Ana Carolina se assume em entrevista
A revelação não é exatamente bombástica para o público majoritariamente feminino que vem lotando os shows de Ana Carolina nos últimos anos com explícitas manifestações de carinho pela artista. Até para a platéia menos antenada, a cantora já havia sinalizado suas preferências sexuais com a inclusão no roteiro de seu anterior show Estampado de Eu Gosto de Mulher - sucesso machista do grupo Ultraje a Rigor que, na voz de Ana, se converteu em orgulhoso manifesto do amor lésbico - e, posteriormente, da inédita Eu Gosto de Homens e Mulheres, composta pela artista para seu quarto disco solo.
De qualquer forma, a atitude da cantora é corajosa, pois sua declaração foi feita para a revista de maior circulação nacional - lida por gente de várias idades, idéias, classes e (pré-)conceitos. Ao se assumir, Ana acaba com hipocrisia reinante no meio artístico quando, em entrevistas, muitas cantoras procuram forjar heterossexualidade evidentemente falsa. Honrosa exceção foi a saudosa e honestíssima Cássia Eller que, além de nunca ter se insinuado como heterossexual, foi aos poucos assumindo publicamente sua condição de lésbica, inclusive escancarando para o público seu relacionamento com Maria Eugênia.
Parece simples, mas não é. O preconceito também ronda a indústria fonográfica. Conhecida sambista ficou cinco anos sem gravar porque se assumiu lésbica em entrevista ao jornal gay O Lampião. A própria Cássia Eller se assumiu contra a vontade de seu empresário na época, Rafael Borges, e teve que adotar imagem mais feminina sugerida pela gravadora Universal Music para embalar a capa e o encarte do disco Com Você... Meu Mundo Ficaria Completo (1999).

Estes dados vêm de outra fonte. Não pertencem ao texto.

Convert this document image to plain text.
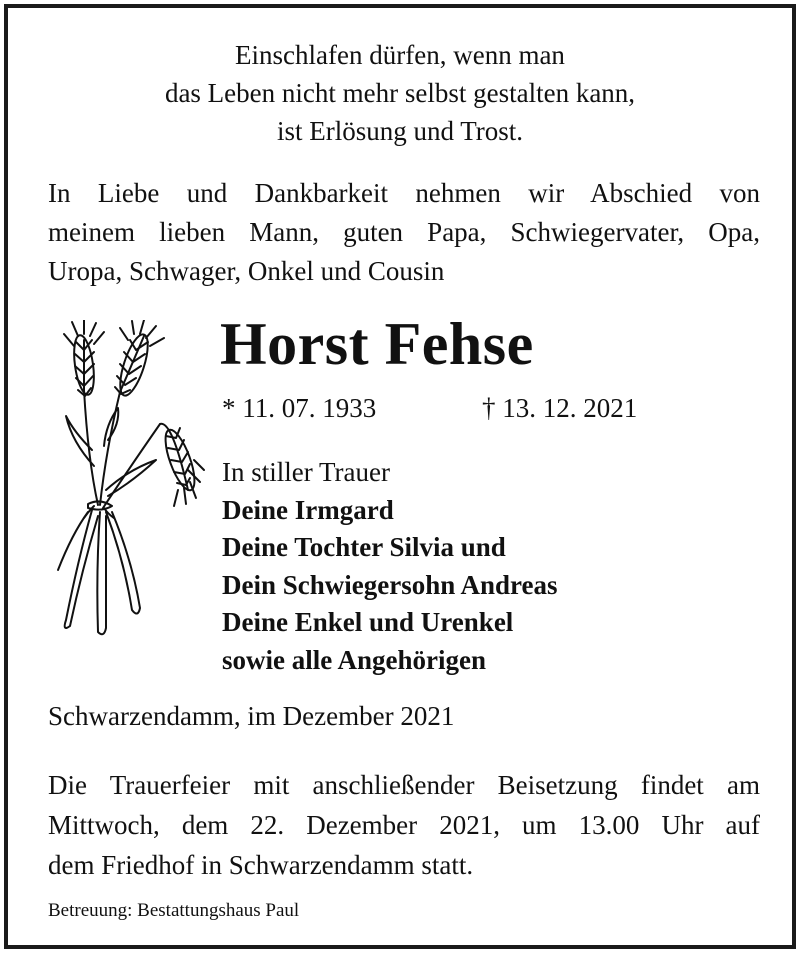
Einschlafen dürfen, wenn man
das Leben nicht mehr selbst gestalten kann,
ist Erlösung und Trost.
In Liebe und Dankbarkeit nehmen wir Abschied von
meinem lieben Mann, guten Papa, Schwiegervater, Opa,
Uropa, Schwager, Onkel und Cousin
Horst Fehse
* 11. 07. 1933	† 13. 12. 2021
In stiller Trauer
Deine Irmgard
Deine Tochter Silvia und
Dein Schwiegersohn Andreas
Deine Enkel und Urenkel
sowie alle Angehörigen
Schwarzendamm, im Dezember 2021
Die Trauerfeier mit anschließender Beisetzung findet am
Mittwoch, dem 22. Dezember 2021, um 13.00 Uhr auf
dem Friedhof in Schwarzendamm statt.
Betreuung: Bestattungshaus Paul
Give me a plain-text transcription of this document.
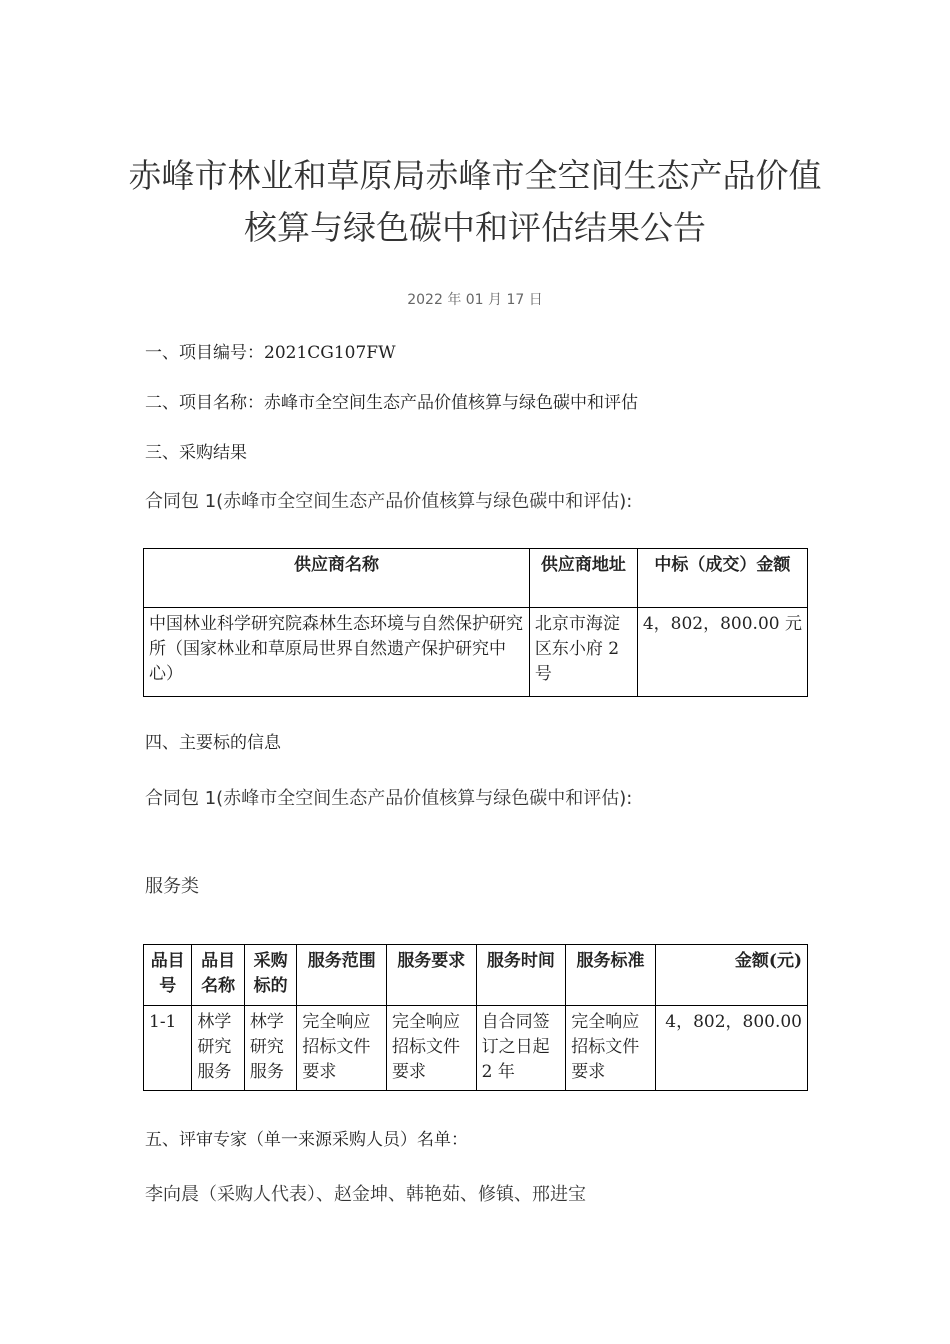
赤峰市林业和草原局赤峰市全空间生态产品价值
核算与绿色碳中和评估结果公告
2022 年 01 月 17 日
一、项目编号：2021CG107FW
二、项目名称：赤峰市全空间生态产品价值核算与绿色碳中和评估
三、采购结果
合同包 1(赤峰市全空间生态产品价值核算与绿色碳中和评估):
供应商名称	供应商地址	中标（成交）金额
中国林业科学研究院森林生态环境与自然保护研究所（国家林业和草原局世界自然遗产保护研究中心）	北京市海淀区东小府 2 号	4，802，800.00 元
四、主要标的信息
合同包 1(赤峰市全空间生态产品价值核算与绿色碳中和评估):
服务类
品目号	品目名称	采购标的	服务范围	服务要求	服务时间	服务标准	金额(元)
1-1	林学研究服务	林学研究服务	完全响应招标文件要求	完全响应招标文件要求	自合同签订之日起 2 年	完全响应招标文件要求	4，802，800.00
五、评审专家（单一来源采购人员）名单：
李向晨（采购人代表）、赵金坤、韩艳茹、修镇、邢进宝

A declaração de Ana Carolina é especialmente corajosa porque foi dada no momento áureo de sua carreira. A cantora nunca vendeu tanto disco. Somente sua coletânea na série Perfil, da Som Livre, ultrapassou as 500 mil cópias. Seu recém-lançado CD Ana & Jorge, gravado com Seu Jorge, já foi para as lojas no início do mês com expressiva tiragem inicial de 125 mil cópias. Isso sem falar nos DVDs, que já somam três na videografia de Ana. Resta torcer para que a mentalidade do brasileiro esteja realmente evoluindo nesta sempre delicada questão da sexualidade e que Ana Carolina não perca um consumidor sequer de seus discos pelo fato de ter sido honesta e verdadeira com seu público.